The players in Washington create the atomsphere in which local politics occur.  That is, a president like George Bush can make federal level policy and bureaucratic administration so obstructive that local politics become shoring up of dikes, attempts to stave off catastrophe in poor communities or in rivers and streams, woodlands and lakes.  In the best case a president like Obama can make local politics the art of adapting federal level initiatives to particular places, particular situations while continuing the local political level work that has no federal equivalent.

Whether Obama can turn the great ship US Bureaucracy and Law very far from its collision course with the natural world remains to be seen.  Presidents don’t matter much to me unless, as in George W. Bush’s case and Ronald Reagan’s, they ignore science, shove aside the poor and pretend the rest of the world doesn’t matter.   Yes, they entangle us in wars and produce fiscal policy that either mainline’s greed or provides reasonable checks and balances, and, yes, these matters are of crucial importance to certain people in certain situations; but my day to day reality, the politics of economic justice and the politics of sound ecology, must go forward no matter what the national government does.

So, I hope Obama will prove helpful in some way, but I’m not counting on it.  We still have to push the Clean Car initiatives and Mining without Harm.  Programs to help folks get back to work have to get money from somewhere.  Affordable housing has to get built.

In my youth I believed, along with many of my contemporaries, that a mass movement could push the federal government into stopping a war, creating a just economic society and dismantling racial barriers.  Now I understand that it is much more important to keep on working at the local level, doing those things that are necessary to  move what can be moved.  Why?  Because anticipating the federal government will, with a single whoosh, solve a problem is like imagining Daddy can come and solve everyone of your problems.  Can Dad help?  Sure.  But only if you’re ready and able to receive help.  That’s the local politics.  And it goes on whether Richard Nixon or Bill Clinton is in office, Ronald Reagan or Jimmy Carter, and, yes, George W. Bush or Barack Obama.

Woolly Mammoth Meeting.

Just drove in from Minneapolis and another Woolly meeting.  Road spray coated the windshield as snow spit out from a darkened, starless sky.

We met and discussed the financial situation around supper.  Almost uniform pessissism and gloom.  It felt weird to me to have this kind of conversation in Charlie Haislet’s top floor, two level condominium with its rooftop garden, first floor balcony and its grand view of downtown.   We, as a group, while not uniform in our resources are uniform in that none of us face starvation, homelessness or even severe disruption.  Have some of us lost thousands, even hundreds of thousands of paper dollars?  Yes.  Does that make us poor?  No.
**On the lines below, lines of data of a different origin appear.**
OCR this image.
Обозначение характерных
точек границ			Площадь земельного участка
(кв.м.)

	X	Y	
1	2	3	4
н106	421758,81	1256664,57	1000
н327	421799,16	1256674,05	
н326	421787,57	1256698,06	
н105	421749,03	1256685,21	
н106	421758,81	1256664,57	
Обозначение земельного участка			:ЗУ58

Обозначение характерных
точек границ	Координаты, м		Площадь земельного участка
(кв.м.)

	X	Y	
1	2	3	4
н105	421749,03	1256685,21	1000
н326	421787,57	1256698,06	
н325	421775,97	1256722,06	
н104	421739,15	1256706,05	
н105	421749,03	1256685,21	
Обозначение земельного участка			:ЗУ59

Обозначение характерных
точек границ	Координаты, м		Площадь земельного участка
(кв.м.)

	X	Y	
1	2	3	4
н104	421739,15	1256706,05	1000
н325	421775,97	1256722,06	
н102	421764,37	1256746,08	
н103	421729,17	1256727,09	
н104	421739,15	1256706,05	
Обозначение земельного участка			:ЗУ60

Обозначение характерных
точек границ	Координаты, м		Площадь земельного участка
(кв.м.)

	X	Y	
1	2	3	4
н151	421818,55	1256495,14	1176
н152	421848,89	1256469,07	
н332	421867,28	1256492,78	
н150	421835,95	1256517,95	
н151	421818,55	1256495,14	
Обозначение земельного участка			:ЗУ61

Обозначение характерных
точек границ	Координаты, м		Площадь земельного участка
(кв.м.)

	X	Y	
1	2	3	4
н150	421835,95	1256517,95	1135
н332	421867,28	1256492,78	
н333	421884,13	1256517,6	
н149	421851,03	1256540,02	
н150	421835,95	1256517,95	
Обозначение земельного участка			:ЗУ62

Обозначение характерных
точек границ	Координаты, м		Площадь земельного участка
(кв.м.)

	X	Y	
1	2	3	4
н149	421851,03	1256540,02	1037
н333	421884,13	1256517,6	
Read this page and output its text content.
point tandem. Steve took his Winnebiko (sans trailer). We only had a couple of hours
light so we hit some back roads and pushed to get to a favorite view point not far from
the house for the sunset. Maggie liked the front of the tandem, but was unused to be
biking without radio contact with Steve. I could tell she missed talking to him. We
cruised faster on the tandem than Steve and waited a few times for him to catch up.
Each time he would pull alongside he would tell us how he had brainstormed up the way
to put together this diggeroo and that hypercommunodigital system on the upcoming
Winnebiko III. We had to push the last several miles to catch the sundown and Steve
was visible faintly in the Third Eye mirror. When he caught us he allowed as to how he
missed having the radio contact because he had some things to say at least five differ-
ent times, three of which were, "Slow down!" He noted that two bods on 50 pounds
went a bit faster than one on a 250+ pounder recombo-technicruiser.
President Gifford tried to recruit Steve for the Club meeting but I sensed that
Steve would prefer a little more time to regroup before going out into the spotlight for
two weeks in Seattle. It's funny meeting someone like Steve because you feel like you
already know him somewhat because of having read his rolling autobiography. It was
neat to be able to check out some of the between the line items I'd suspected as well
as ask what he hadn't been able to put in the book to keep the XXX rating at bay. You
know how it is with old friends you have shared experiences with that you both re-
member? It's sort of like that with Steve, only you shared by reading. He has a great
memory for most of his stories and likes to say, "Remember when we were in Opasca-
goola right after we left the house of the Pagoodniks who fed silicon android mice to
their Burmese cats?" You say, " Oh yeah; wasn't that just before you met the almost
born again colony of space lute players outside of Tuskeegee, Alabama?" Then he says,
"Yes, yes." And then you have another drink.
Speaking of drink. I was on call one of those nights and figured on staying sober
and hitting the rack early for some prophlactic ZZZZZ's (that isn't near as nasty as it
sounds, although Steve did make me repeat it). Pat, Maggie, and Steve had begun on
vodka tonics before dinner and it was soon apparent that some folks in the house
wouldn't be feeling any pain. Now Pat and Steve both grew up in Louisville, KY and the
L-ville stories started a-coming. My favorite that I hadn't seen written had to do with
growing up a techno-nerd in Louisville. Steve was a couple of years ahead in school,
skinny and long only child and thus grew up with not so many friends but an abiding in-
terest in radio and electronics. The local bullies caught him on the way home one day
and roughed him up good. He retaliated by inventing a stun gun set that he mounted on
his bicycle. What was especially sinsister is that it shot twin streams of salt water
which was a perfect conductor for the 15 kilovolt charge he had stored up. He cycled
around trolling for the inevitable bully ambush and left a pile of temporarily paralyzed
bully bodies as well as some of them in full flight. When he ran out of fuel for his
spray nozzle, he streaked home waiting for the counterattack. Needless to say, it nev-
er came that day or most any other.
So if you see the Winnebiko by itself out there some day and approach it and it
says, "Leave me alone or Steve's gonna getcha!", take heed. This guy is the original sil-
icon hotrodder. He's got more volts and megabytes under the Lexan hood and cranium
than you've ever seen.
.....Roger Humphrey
The worst that could happen is that some of us might have to downsize our homes, live more modestly.  Does that mean a diminished quality of life?  No.

After supper we discussed the next four years and our assessment of where our country would be at the end of Obama’s first administration.  There was a surprising (to me) note of optimism that dominated.  Some of this seemed to be a hope that Obama as an African-American changes the playing field by his presence on it.  Some of it seem to be a hope that we will work our way through the changes in the fiscal situation because we must.  Charlie H worries that an Obama administration will take their eye off the security ball and we will have a nation less safe.  He also worries that throwing government money at the problem is nonsense.  I did not follow that part of what he said.

Frank thought a lot of unprintable things.